Meet Heather Haws

Founder of The Bridgework Project

Heather uses coaching skills to work with with adults navigating self-identified or late-in-life diagnosed neurodivergence. Her work supports clients in unmasking, clarifying what they actually want, and building lives that fit how their minds and nervous systems truly operate—not how they were told they should.

She works from a simple premise: when something feels persistently wrong, confusing, or exhausting, it’s rarely a personal failure. More often, it’s a signal of misalignment—with roles, expectations, or systems that were never designed with that person in mind.

Heather spent 20 years in tech, primarily in product development. She specialized in the in-between spaces—bridging disciplines, translating across perspectives, and surfacing patterns others missed but many felt. That same skill now anchors her work: helping clients name what’s “off,” understand why it matters, and make changes that are both practical and humane.

Heather doesn’t offer scripts for fitting in or strategies for becoming more palatable. Instead, she helps clients recognize their own internal logic, reclaim suppressed preferences, and create structures that support authenticity rather than performance.

Her approach blends pattern recognition, deep listening, and honest inquiry. The work is thoughtful, grounded, and occasionally playful—designed to help people stop shrinking, trust themselves more fully, and move through the world with greater clarity and ease.

Based just north of Seattle in Lake Forest Park, Heather lives with her three children and an opinionated cat named Charlie. She enjoys running, yoga, reading, and is currently writing the first novel in her series An Autistic Woman’s Guide to Surviving WWIII—a speculative project often described as “Divergent for Millennials.”

Training & Background

Heather completed Coach Approach Institute’s Coaching Essentials, an intensive, 8-week course on basic coaching skills, methodology and ethics. This training includes live instruction, extensive practice with feedback and a comprehensive assessment.  This is Approved Coach-Specific Training per the International Coaching Federation (ICF). Her work is informed by this training alongside two decades of real-world experience working with complex systems, people, and organizations.

Her educational background includes Fine Art, Human-Centered Design, Front-End Development, and Product Leadership. She also completed yoga teacher training and mediation training earlier in her career, which continue to shape her emphasis on embodiment, nervous system awareness, and relational clarity.

Heather draws from a multidisciplinary background that blends systems thinking, creative inquiry, and deep listening—supporting clients in building lives that are both functional and authentic.

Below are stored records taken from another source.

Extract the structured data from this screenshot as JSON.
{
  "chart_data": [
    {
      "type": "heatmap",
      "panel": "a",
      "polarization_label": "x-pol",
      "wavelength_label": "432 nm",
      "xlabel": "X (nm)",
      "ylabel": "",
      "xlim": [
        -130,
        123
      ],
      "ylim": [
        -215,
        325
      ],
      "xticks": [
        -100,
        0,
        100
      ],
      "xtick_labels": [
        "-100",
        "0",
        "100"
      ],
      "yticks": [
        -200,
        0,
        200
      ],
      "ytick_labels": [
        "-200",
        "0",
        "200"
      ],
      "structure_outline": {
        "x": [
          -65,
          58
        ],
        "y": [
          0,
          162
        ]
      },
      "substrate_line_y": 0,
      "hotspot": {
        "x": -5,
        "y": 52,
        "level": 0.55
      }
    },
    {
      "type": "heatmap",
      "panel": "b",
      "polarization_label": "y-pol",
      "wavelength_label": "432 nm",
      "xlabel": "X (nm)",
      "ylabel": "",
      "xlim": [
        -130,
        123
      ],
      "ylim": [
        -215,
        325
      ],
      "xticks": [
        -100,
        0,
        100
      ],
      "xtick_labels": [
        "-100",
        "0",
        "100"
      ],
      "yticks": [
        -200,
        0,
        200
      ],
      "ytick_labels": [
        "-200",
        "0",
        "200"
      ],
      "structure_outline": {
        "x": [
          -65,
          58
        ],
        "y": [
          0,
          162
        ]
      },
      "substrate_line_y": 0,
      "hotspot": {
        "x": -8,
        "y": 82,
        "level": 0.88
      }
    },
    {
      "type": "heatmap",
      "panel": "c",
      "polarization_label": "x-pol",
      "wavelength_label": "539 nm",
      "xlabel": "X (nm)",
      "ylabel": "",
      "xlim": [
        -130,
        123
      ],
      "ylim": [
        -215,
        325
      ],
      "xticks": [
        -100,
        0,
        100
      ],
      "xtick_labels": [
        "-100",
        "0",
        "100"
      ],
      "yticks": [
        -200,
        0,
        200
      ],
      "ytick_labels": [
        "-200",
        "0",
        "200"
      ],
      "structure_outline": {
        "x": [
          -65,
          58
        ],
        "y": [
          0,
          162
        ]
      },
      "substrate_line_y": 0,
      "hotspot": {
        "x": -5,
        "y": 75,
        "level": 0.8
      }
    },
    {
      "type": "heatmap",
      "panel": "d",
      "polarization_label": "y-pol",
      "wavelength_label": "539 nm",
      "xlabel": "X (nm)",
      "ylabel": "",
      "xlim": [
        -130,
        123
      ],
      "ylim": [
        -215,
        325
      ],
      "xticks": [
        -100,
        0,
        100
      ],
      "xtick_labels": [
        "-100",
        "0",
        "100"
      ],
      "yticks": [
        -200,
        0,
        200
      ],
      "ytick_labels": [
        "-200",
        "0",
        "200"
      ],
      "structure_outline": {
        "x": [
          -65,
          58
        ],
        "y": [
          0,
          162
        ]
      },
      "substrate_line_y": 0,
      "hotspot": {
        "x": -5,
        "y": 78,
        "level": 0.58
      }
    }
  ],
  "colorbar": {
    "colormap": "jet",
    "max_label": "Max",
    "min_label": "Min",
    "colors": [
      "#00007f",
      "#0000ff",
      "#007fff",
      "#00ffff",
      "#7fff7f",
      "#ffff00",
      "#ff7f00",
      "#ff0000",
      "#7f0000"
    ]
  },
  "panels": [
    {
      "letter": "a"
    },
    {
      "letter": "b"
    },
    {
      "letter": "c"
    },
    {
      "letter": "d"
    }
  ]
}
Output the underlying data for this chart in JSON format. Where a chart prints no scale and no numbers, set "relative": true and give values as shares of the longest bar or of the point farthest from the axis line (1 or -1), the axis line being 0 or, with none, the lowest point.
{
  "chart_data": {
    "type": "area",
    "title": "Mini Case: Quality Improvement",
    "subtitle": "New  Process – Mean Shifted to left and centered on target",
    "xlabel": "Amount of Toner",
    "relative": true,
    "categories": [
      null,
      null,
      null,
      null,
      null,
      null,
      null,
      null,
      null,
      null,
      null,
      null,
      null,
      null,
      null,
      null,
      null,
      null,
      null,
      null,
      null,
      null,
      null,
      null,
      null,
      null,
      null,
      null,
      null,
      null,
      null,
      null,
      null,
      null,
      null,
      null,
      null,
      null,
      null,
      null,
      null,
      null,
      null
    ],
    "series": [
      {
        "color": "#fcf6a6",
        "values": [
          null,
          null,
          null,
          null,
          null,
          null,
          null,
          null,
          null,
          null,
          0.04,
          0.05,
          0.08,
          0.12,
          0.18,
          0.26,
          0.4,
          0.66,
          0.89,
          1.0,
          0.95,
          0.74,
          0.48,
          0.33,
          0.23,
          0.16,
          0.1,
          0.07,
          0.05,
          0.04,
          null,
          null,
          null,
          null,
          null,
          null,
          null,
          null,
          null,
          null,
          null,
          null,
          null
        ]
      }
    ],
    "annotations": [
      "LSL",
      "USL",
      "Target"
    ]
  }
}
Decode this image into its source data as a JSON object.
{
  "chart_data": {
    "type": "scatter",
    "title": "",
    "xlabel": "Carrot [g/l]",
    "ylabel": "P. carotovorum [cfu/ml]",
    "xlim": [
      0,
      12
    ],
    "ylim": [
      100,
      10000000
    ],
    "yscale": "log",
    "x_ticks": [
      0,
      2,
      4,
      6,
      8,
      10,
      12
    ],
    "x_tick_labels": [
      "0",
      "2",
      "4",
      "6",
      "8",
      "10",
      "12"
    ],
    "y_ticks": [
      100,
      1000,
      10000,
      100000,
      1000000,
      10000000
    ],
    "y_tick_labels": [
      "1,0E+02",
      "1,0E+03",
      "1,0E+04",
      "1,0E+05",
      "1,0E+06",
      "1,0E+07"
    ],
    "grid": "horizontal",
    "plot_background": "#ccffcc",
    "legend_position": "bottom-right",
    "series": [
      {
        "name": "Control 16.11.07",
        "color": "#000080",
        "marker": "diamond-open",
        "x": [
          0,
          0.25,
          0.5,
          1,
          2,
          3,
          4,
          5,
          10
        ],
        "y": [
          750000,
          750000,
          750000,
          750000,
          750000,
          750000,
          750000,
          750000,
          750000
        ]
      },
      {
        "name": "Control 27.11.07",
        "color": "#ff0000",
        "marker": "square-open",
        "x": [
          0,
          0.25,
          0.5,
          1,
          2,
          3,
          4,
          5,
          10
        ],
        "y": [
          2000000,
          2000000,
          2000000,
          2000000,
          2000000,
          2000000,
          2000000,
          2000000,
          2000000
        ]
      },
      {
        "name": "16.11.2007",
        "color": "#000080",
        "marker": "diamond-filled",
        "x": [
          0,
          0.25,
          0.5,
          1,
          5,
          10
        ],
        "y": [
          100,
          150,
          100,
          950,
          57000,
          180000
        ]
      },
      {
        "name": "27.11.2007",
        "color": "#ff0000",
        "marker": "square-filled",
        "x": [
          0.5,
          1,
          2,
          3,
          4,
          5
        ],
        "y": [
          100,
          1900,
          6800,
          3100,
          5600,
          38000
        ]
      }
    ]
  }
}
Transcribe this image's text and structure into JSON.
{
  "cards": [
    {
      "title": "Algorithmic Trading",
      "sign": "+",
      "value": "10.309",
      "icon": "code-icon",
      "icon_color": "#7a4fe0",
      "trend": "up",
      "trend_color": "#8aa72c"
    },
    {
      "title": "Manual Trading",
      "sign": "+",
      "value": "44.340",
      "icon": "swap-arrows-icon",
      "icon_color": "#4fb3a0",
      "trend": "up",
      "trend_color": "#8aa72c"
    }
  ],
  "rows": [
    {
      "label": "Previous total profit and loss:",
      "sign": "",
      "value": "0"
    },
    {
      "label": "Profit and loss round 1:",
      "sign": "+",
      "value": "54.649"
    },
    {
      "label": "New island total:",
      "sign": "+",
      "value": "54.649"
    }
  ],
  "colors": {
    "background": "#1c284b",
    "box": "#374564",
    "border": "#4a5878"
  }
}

Identities & Positionality

I am a white, queer, cisgender woman, a parent, a divorced person, and an entrepreneur. I live just north of Seattle on the traditional lands of the Coast Salish peoples, including the Duwamish Tribe.

I am a survivor of generational, childhood, and domestic trauma, and I bring lived experience of poverty, family instability, and late-identified neurodivergence into my work. These experiences shape my sensitivity to power, safety, and the ways people are asked to contort themselves in order to belong.

I am not a beneficiary of generational wealth. At the same time, I carry meaningful forms of privilege, including race, education, and citizenship, which influence my perspective and practice.

I actively acknowledge the impact of these identities and privileges on my work. I am committed to ongoing learning, to unlearning beliefs rooted in colonization and white supremacy, and to contributing to repair and accountability in my community. I welcome feedback and correction.